"Lion's Den is a 35-foot trad crack climb in Boulder Canyon that challenges your hand and fist jams with solid protection and subtle face holds. Rated around 5.9, this line rewards precise technique amid an accessible, shaded northern wall."
Carving through Boulder Canyon’s rugged landscape, Lion's Den offers a focused adventure for trad climbers eager to test their crack climbing skills. This 35-foot climb demands precision and commitment as it climbs a substantial hand and fist crack that threads its way up a polished granite face. The crack widens just enough to accept large hand jams, pushing you to engage your technique rather than relying on surface holds alone. Sparse face holds appear intermittently, offering brief relief but not enough to carry the climb without crack proficiency. The exposure is real but manageable; protection placements are secure with the right pro rack, providing confidence amid the demanding moves. At a solid 5.9 rating, some climbers have found the route edging toward 10a difficulty, reflecting the delicate balance between power and finesse this line requires.
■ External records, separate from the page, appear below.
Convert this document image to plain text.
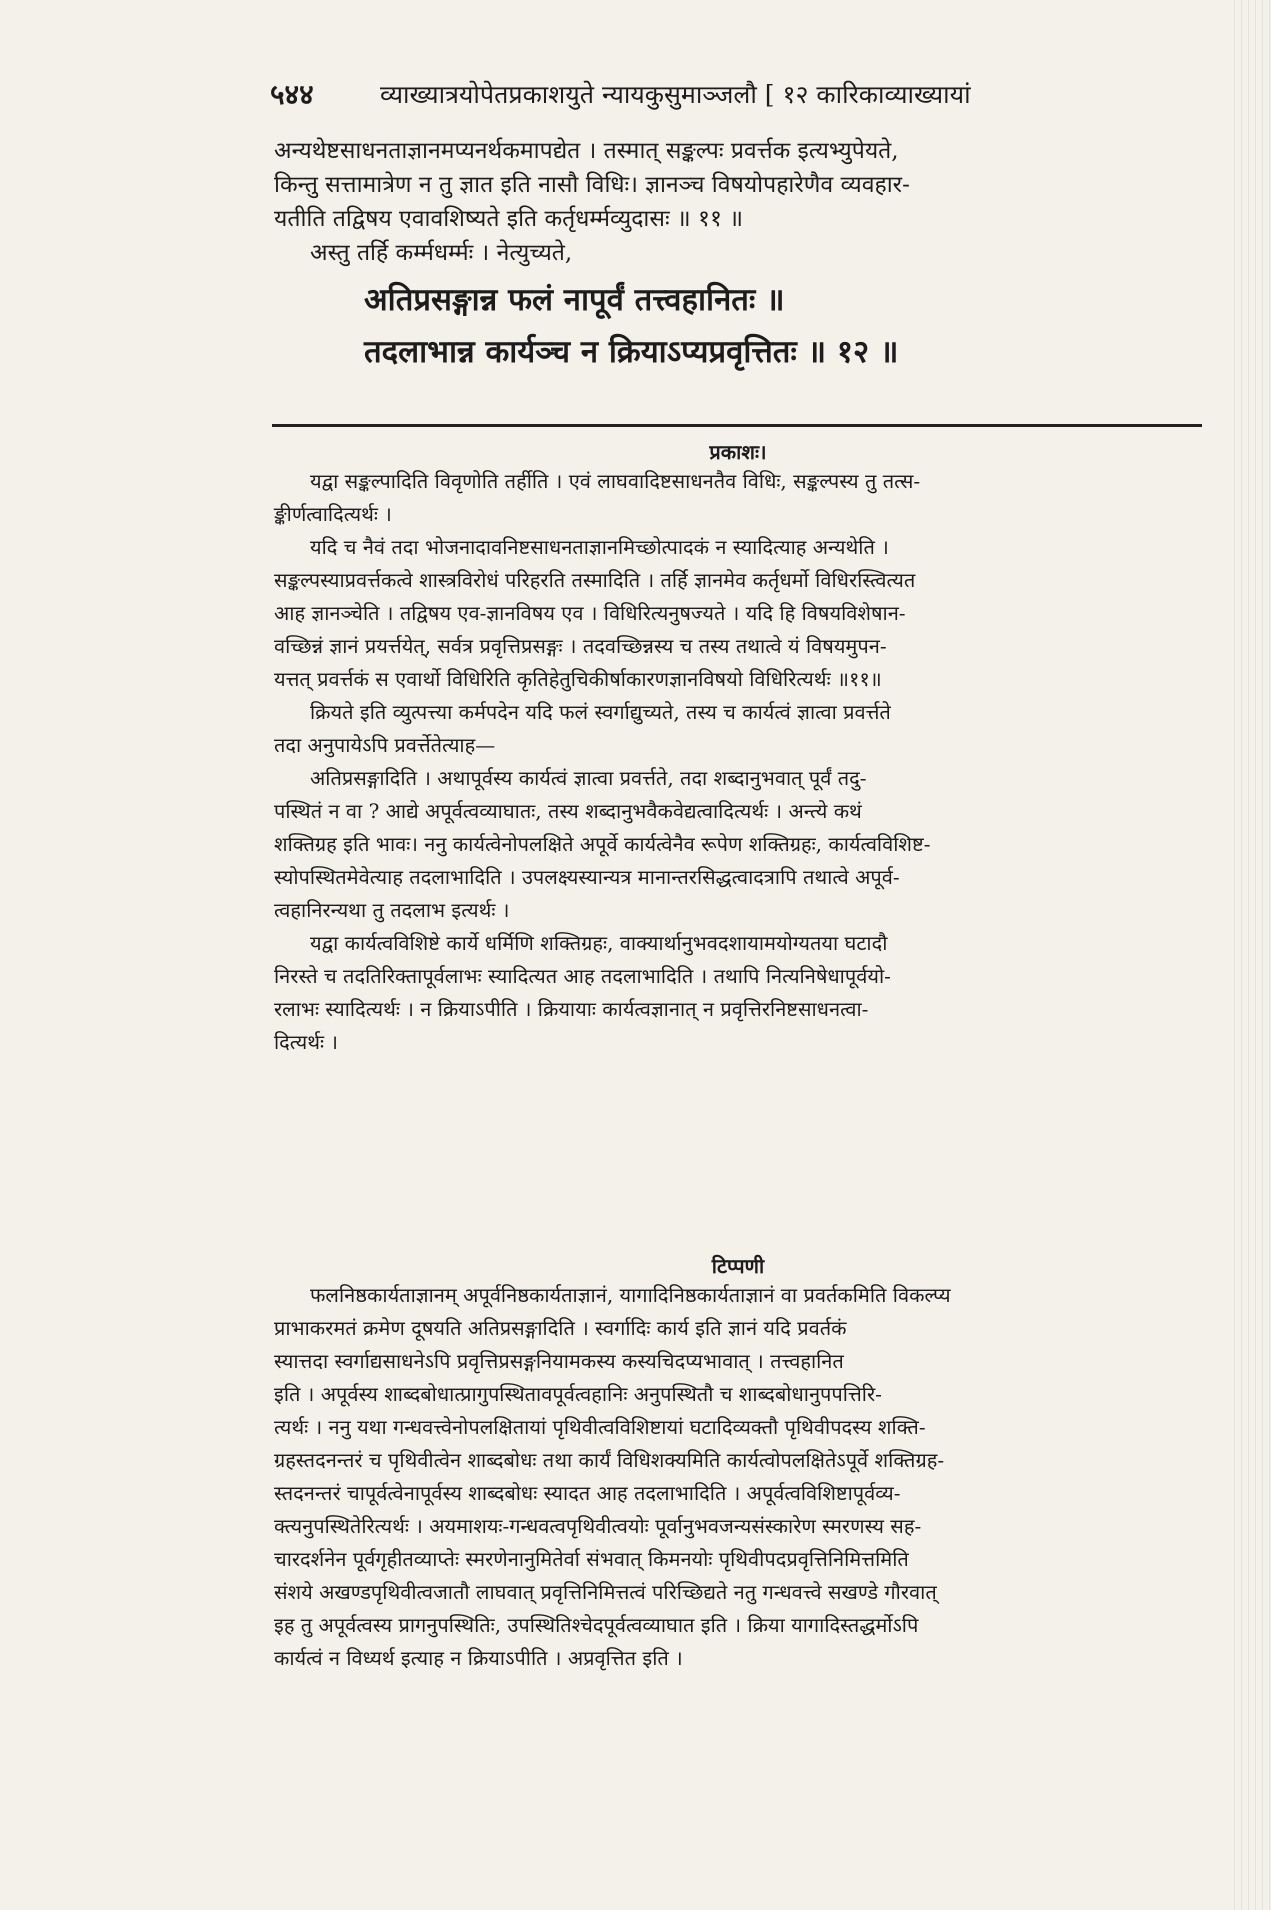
५४४	व्याख्यात्रयोपेतप्रकाशयुते न्यायकुसुमाञ्जलौ [ १२ कारिकाव्याख्यायां

अन्यथेष्टसाधनताज्ञानमप्यनर्थकमापद्येत । तस्मात् सङ्कल्पः प्रवर्त्तक इत्यभ्युपेयते,

किन्तु सत्तामात्रेण न तु ज्ञात इति नासौ विधिः। ज्ञानञ्च विषयोपहारेणैव व्यवहार-

यतीति तद्विषय एवावशिष्यते इति कर्तृधर्म्मव्युदासः ॥ ११ ॥

अस्तु तर्हि कर्म्मधर्म्मः । नेत्युच्यते,

अतिप्रसङ्गान्न फलं नापूर्वं तत्त्वहानितः ॥

तदलाभान्न कार्यञ्च न क्रियाऽप्यप्रवृत्तितः ॥ १२ ॥

प्रकाशः।

यद्वा सङ्कल्पादिति विवृणोति तर्हीति । एवं लाघवादिष्टसाधनतैव विधिः, सङ्कल्पस्य तु तत्स-

ङ्कीर्णत्वादित्यर्थः ।

यदि च नैवं तदा भोजनादावनिष्टसाधनताज्ञानमिच्छोत्पादकं न स्यादित्याह अन्यथेति ।

सङ्कल्पस्याप्रवर्त्तकत्वे शास्त्रविरोधं परिहरति तस्मादिति । तर्हि ज्ञानमेव कर्तृधर्मो विधिरस्त्वित्यत

आह ज्ञानञ्चेति । तद्विषय एव-ज्ञानविषय एव । विधिरित्यनुषज्यते । यदि हि विषयविशेषान-

वच्छिन्नं ज्ञानं प्रयर्त्तयेत्, सर्वत्र प्रवृत्तिप्रसङ्गः । तदवच्छिन्नस्य च तस्य तथात्वे यं विषयमुपन-

यत्तत् प्रवर्त्तकं स एवार्थो विधिरिति कृतिहेतुचिकीर्षाकारणज्ञानविषयो विधिरित्यर्थः ॥११॥

क्रियते इति व्युत्पत्त्या कर्मपदेन यदि फलं स्वर्गाद्युच्यते, तस्य च कार्यत्वं ज्ञात्वा प्रवर्त्तते

तदा अनुपायेऽपि प्रवर्त्तेतेत्याह—

अतिप्रसङ्गादिति । अथापूर्वस्य कार्यत्वं ज्ञात्वा प्रवर्त्तते, तदा शब्दानुभवात् पूर्वं तदु-

पस्थितं न वा ? आद्ये अपूर्वत्वव्याघातः, तस्य शब्दानुभवैकवेद्यत्वादित्यर्थः । अन्त्ये कथं

शक्तिग्रह इति भावः। ननु कार्यत्वेनोपलक्षिते अपूर्वे कार्यत्वेनैव रूपेण शक्तिग्रहः, कार्यत्वविशिष्ट-

स्योपस्थितमेवेत्याह तदलाभादिति । उपलक्ष्यस्यान्यत्र मानान्तरसिद्धत्वादत्रापि तथात्वे अपूर्व-

त्वहानिरन्यथा तु तदलाभ इत्यर्थः ।

यद्वा कार्यत्वविशिष्टे कार्ये धर्मिणि शक्तिग्रहः, वाक्यार्थानुभवदशायामयोग्यतया घटादौ

निरस्ते च तदतिरिक्तापूर्वलाभः स्यादित्यत आह तदलाभादिति । तथापि नित्यनिषेधापूर्वयो-

रलाभः स्यादित्यर्थः । न क्रियाऽपीति । क्रियायाः कार्यत्वज्ञानात् न प्रवृत्तिरनिष्टसाधनत्वा-

दित्यर्थः ।

टिप्पणी

फलनिष्ठकार्यताज्ञानम् अपूर्वनिष्ठकार्यताज्ञानं, यागादिनिष्ठकार्यताज्ञानं वा प्रवर्तकमिति विकल्प्य

प्राभाकरमतं क्रमेण दूषयति अतिप्रसङ्गादिति । स्वर्गादिः कार्य इति ज्ञानं यदि प्रवर्तकं

स्यात्तदा स्वर्गाद्यसाधनेऽपि प्रवृत्तिप्रसङ्गनियामकस्य कस्यचिदप्यभावात् । तत्त्वहानित

इति । अपूर्वस्य शाब्दबोधात्प्रागुपस्थितावपूर्वत्वहानिः अनुपस्थितौ च शाब्दबोधानुपपत्तिरि-

त्यर्थः । ननु यथा गन्धवत्त्वेनोपलक्षितायां पृथिवीत्वविशिष्टायां घटादिव्यक्तौ पृथिवीपदस्य शक्ति-

ग्रहस्तदनन्तरं च पृथिवीत्वेन शाब्दबोधः तथा कार्यं विधिशक्यमिति कार्यत्वोपलक्षितेऽपूर्वे शक्तिग्रह-

स्तदनन्तरं चापूर्वत्वेनापूर्वस्य शाब्दबोधः स्यादत आह तदलाभादिति । अपूर्वत्वविशिष्टापूर्वव्य-

क्त्यनुपस्थितेरित्यर्थः । अयमाशयः-गन्धवत्वपृथिवीत्वयोः पूर्वानुभवजन्यसंस्कारेण स्मरणस्य सह-

चारदर्शनेन पूर्वगृहीतव्याप्तेः स्मरणेनानुमितेर्वा संभवात् किमनयोः पृथिवीपदप्रवृत्तिनिमित्तमिति

संशये अखण्डपृथिवीत्वजातौ लाघवात् प्रवृत्तिनिमित्तत्वं परिच्छिद्यते नतु गन्धवत्त्वे सखण्डे गौरवात्

इह तु अपूर्वत्वस्य प्रागनुपस्थितिः, उपस्थितिश्चेदपूर्वत्वव्याघात इति । क्रिया यागादिस्तद्धर्मोऽपि

कार्यत्वं न विध्यर्थ इत्याह न क्रियाऽपीति । अप्रवृत्तित इति ।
The approach through Boulder Canyon is straightforward, cutting through forested paths peppered with the rustle of pine needles and distant bird calls. This trail leads you to the base of the wall in under 20 minutes, setting the perfect stage for a climb that feels like a blend of approachable adventure and technical challenge. The canyon’s northern aspect means that during summer mornings, the wall catches gentle sunlight, warming the stone without making it uncomfortably hot. Afternoon climbing offers cooling shade but can bring a dampness that softens friction slightly.
Gear up with a doubled set of cams from #1 to #4 Camalots, as the crack’s size fluctuates but leans towards wider placements. Carry a standard rack for building a secure anchor at the top. The rock here is solid, with no unexpected runouts; well-placed protection is a feature rather than a flaw. When planning your climb, timing is key—early season to late fall is ideal, avoiding icy winter conditions that turn the granite into a slick hazard.
The descent is straightforward: a single rappel down the route or a careful downclimb through nearby ledges brings you back to the canyon floor efficiently. Keep an eye on your ropes and double-check your anchors to ensure a smooth and safe exit.
Lion's Den delivers a crisp, technically rewarding climb that balances a sense of wildness with dependable protection. It invites both intermediate climbers ready to push past the 5.9 boundary and seasoned locals seeking a quick but authentic Boulder Canyon climb. Expect a crack climb that tests your jamming skills against solid granite, set against a backdrop of sweeping canyon views and the quiet pulse of the Rockies.
Watch for tricky placements deep in the crack—protection can feel shallow in spots. The rock is solid, but rappel anchors require double-checking. Avoid icy conditions as granite friction drops sharply when cold or damp.
Start your climb in the morning to enjoy warming sun on the wall without overheating.
Stick to hand and fist jams; face holds are limited and unreliable.
Check gear placements thoroughly, especially in the back of the crack where jams get tricky.
Rappel with care and secure your anchor twice before descending.
Bring a double set of cams from #1 to #4 Camalots for varying crack widths. A standard rack will cover anchors and smaller placements.